Androscoggin Energy, a natural gas-fired cogeneration center, paid the second half of its 2004-05 tax bill in April, Jay Town Clerk Ronda Palmer said last week. That amount was $872,389 for personal property and $63,828.65 for the real estate, she said.
Androscoggin Energy still owes nearly $1 million for the first half of the taxes for 2004-05, which were due in October, Palmer said.
The first half of the power plant’s taxes were owed prior to the company filing a petition for Chapter 11 bankruptcy protection, Palmer said Monday. The company is responsible to keep up with taxes due after the petition date, Palmer said, and once the bankruptcy proceedings are settled, the town should get the other half of the money owed.
The Androscoggin Energy plant, which is adjacent to International Paper’s Androscoggin Mill, remains idle, Calpine Corp. spokesman John Flumerfelt said Monday.
Unless it sells steam to IP, he said, it is not cost-efficient to run the plant.
The power plant had sold steam to IP and electricity to the power market until Nov. 25, when the cogeneration center suspended operations.
Androscoggin Energy petitioned for voluntary bankruptcy protection in Maine under Chapter 11 on Nov. 26, which allows a company to resolve financial challenges such as excessive debt, in order to preserve the company’s assets. In a Chapter 11 case, a company continues to operate its business while reorganizing its finances and operations in order to meet the claims of those it owes money.
“We’re still in front of a judge and we’re working through the process,” Flumerfelt said Monday of the bankruptcy process. There is another court hearing on Monday, May 23, he said.
The company filed for bankruptcy protection for a number of reasons, Michael Fagone, an attorney for the company, said in February, including market conditions and Androscoggin Energy’s senior bank debt of about $67 million and $92 million in unsecured debt. The latter includes a disputed jury award of $41 million in damages awarded to IP in 2004. IP filed a breach-of-service-contract suit over the steam supply to its Jay mill in October 2000 in U.S. District Court in Chicago. The trial jury sided with IP in November.

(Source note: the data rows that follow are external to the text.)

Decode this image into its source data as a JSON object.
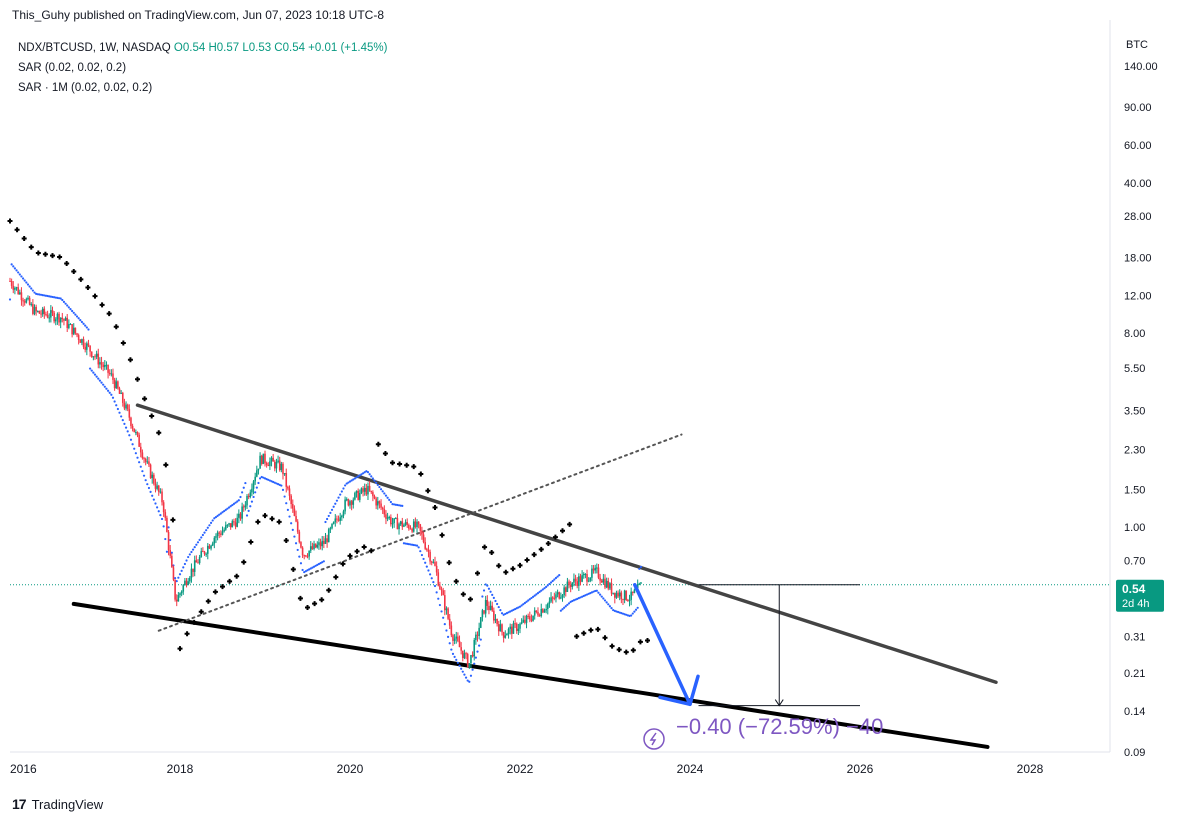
{
  "header": {
    "text": "This_Guhy published on TradingView.com, Jun 07, 2023 10:18 UTC-8"
  },
  "legend": {
    "symbol": "NDX/BTCUSD, 1W, NASDAQ",
    "ohlc": "O0.54  H0.57  L0.53  C0.54  +0.01 (+1.45%)",
    "ind1": "SAR (0.02, 0.02, 0.2)",
    "ind2": "SAR · 1M (0.02, 0.02, 0.2)"
  },
  "footer": {
    "logo": "17",
    "brand": "TradingView"
  },
  "colors": {
    "up": "#089981",
    "down": "#f23645",
    "sar_weekly": "#2962ff",
    "sar_monthly": "#000000",
    "trend": "#444444",
    "arrow": "#2962ff",
    "measure": "#7e57c2",
    "price_badge": "#089981"
  },
  "chart_data": {
    "type": "candlestick",
    "title": "",
    "currency_label": "BTC",
    "y_scale": "log",
    "y_ticks": [
      {
        "label": "140.00",
        "v": 140
      },
      {
        "label": "90.00",
        "v": 90
      },
      {
        "label": "60.00",
        "v": 60
      },
      {
        "label": "40.00",
        "v": 40
      },
      {
        "label": "28.00",
        "v": 28
      },
      {
        "label": "18.00",
        "v": 18
      },
      {
        "label": "12.00",
        "v": 12
      },
      {
        "label": "8.00",
        "v": 8
      },
      {
        "label": "5.50",
        "v": 5.5
      },
      {
        "label": "3.50",
        "v": 3.5
      },
      {
        "label": "2.30",
        "v": 2.3
      },
      {
        "label": "1.50",
        "v": 1.5
      },
      {
        "label": "1.00",
        "v": 1.0
      },
      {
        "label": "0.70",
        "v": 0.7
      },
      {
        "label": "0.31",
        "v": 0.31
      },
      {
        "label": "0.21",
        "v": 0.21
      },
      {
        "label": "0.14",
        "v": 0.14
      },
      {
        "label": "0.09",
        "v": 0.09
      }
    ],
    "x_ticks": [
      {
        "label": "2016",
        "v": 2016
      },
      {
        "label": "2018",
        "v": 2018
      },
      {
        "label": "2020",
        "v": 2020
      },
      {
        "label": "2022",
        "v": 2022
      },
      {
        "label": "2024",
        "v": 2024
      },
      {
        "label": "2026",
        "v": 2026
      },
      {
        "label": "2028",
        "v": 2028
      }
    ],
    "price_series": [
      {
        "x": 2016.0,
        "y": 14.0
      },
      {
        "x": 2016.3,
        "y": 10.0
      },
      {
        "x": 2016.6,
        "y": 9.5
      },
      {
        "x": 2016.9,
        "y": 7.0
      },
      {
        "x": 2017.2,
        "y": 5.0
      },
      {
        "x": 2017.4,
        "y": 3.3
      },
      {
        "x": 2017.6,
        "y": 2.0
      },
      {
        "x": 2017.8,
        "y": 1.3
      },
      {
        "x": 2017.95,
        "y": 0.45
      },
      {
        "x": 2018.1,
        "y": 0.6
      },
      {
        "x": 2018.4,
        "y": 0.9
      },
      {
        "x": 2018.7,
        "y": 1.1
      },
      {
        "x": 2018.95,
        "y": 2.1
      },
      {
        "x": 2019.2,
        "y": 1.9
      },
      {
        "x": 2019.45,
        "y": 0.75
      },
      {
        "x": 2019.7,
        "y": 0.85
      },
      {
        "x": 2019.95,
        "y": 1.3
      },
      {
        "x": 2020.2,
        "y": 1.5
      },
      {
        "x": 2020.5,
        "y": 1.05
      },
      {
        "x": 2020.8,
        "y": 1.0
      },
      {
        "x": 2021.0,
        "y": 0.65
      },
      {
        "x": 2021.2,
        "y": 0.32
      },
      {
        "x": 2021.4,
        "y": 0.23
      },
      {
        "x": 2021.6,
        "y": 0.45
      },
      {
        "x": 2021.8,
        "y": 0.32
      },
      {
        "x": 2022.0,
        "y": 0.35
      },
      {
        "x": 2022.3,
        "y": 0.43
      },
      {
        "x": 2022.6,
        "y": 0.55
      },
      {
        "x": 2022.9,
        "y": 0.62
      },
      {
        "x": 2023.1,
        "y": 0.5
      },
      {
        "x": 2023.3,
        "y": 0.47
      },
      {
        "x": 2023.43,
        "y": 0.54
      }
    ],
    "current_price": {
      "value": 0.54,
      "label": "0.54",
      "countdown": "2d 4h"
    },
    "trendlines": [
      {
        "name": "upper",
        "from": {
          "x": 2017.5,
          "y": 3.7
        },
        "to": {
          "x": 2027.6,
          "y": 0.19
        },
        "style": "solid"
      },
      {
        "name": "lower",
        "from": {
          "x": 2016.75,
          "y": 0.44
        },
        "to": {
          "x": 2027.5,
          "y": 0.095
        },
        "style": "solid"
      },
      {
        "name": "dotted-rising",
        "from": {
          "x": 2017.75,
          "y": 0.33
        },
        "to": {
          "x": 2023.9,
          "y": 2.7
        },
        "style": "dotted"
      }
    ],
    "projection_arrow": {
      "from": {
        "x": 2023.35,
        "y": 0.54
      },
      "to": {
        "x": 2024.0,
        "y": 0.15
      }
    },
    "measure": {
      "from_x": 2024.1,
      "to_x": 2026.0,
      "top": 0.54,
      "bottom": 0.148,
      "label": "−0.40 (−72.59%) −40"
    }
  }
}
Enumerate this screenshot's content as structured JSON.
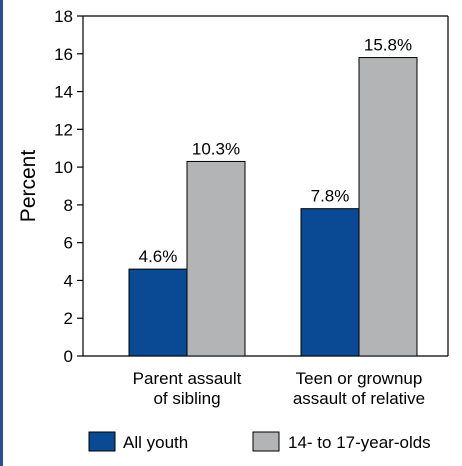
{
  "chart_data": {
    "type": "bar",
    "title": "",
    "ylabel": "Percent",
    "xlabel": "",
    "ylim": [
      0,
      18
    ],
    "yticks": [
      0,
      2,
      4,
      6,
      8,
      10,
      12,
      14,
      16,
      18
    ],
    "grid": false,
    "legend_position": "bottom",
    "categories": [
      [
        "Parent assault",
        "of sibling"
      ],
      [
        "Teen or grownup",
        "assault of relative"
      ]
    ],
    "series": [
      {
        "name": "All youth",
        "color": "#0a4a94",
        "values": [
          4.6,
          7.8
        ],
        "labels": [
          "4.6%",
          "7.8%"
        ]
      },
      {
        "name": "14- to 17-year-olds",
        "color": "#b3b4b6",
        "values": [
          10.3,
          15.8
        ],
        "labels": [
          "10.3%",
          "15.8%"
        ]
      }
    ]
  }
}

Fagone said in February that Androscoggin Energy had asked the court to set aside the $41 million award, and if that didn’t happen, he would file an appeal in the 7th Circuit Court of Appeals.
Androscoggin Energy is owned by a Maine limited liability company, with Wisvest Corp. owning 66.7 percent, Calpine Corp. owning 32.3 percent, and IP owning 1 percent interest.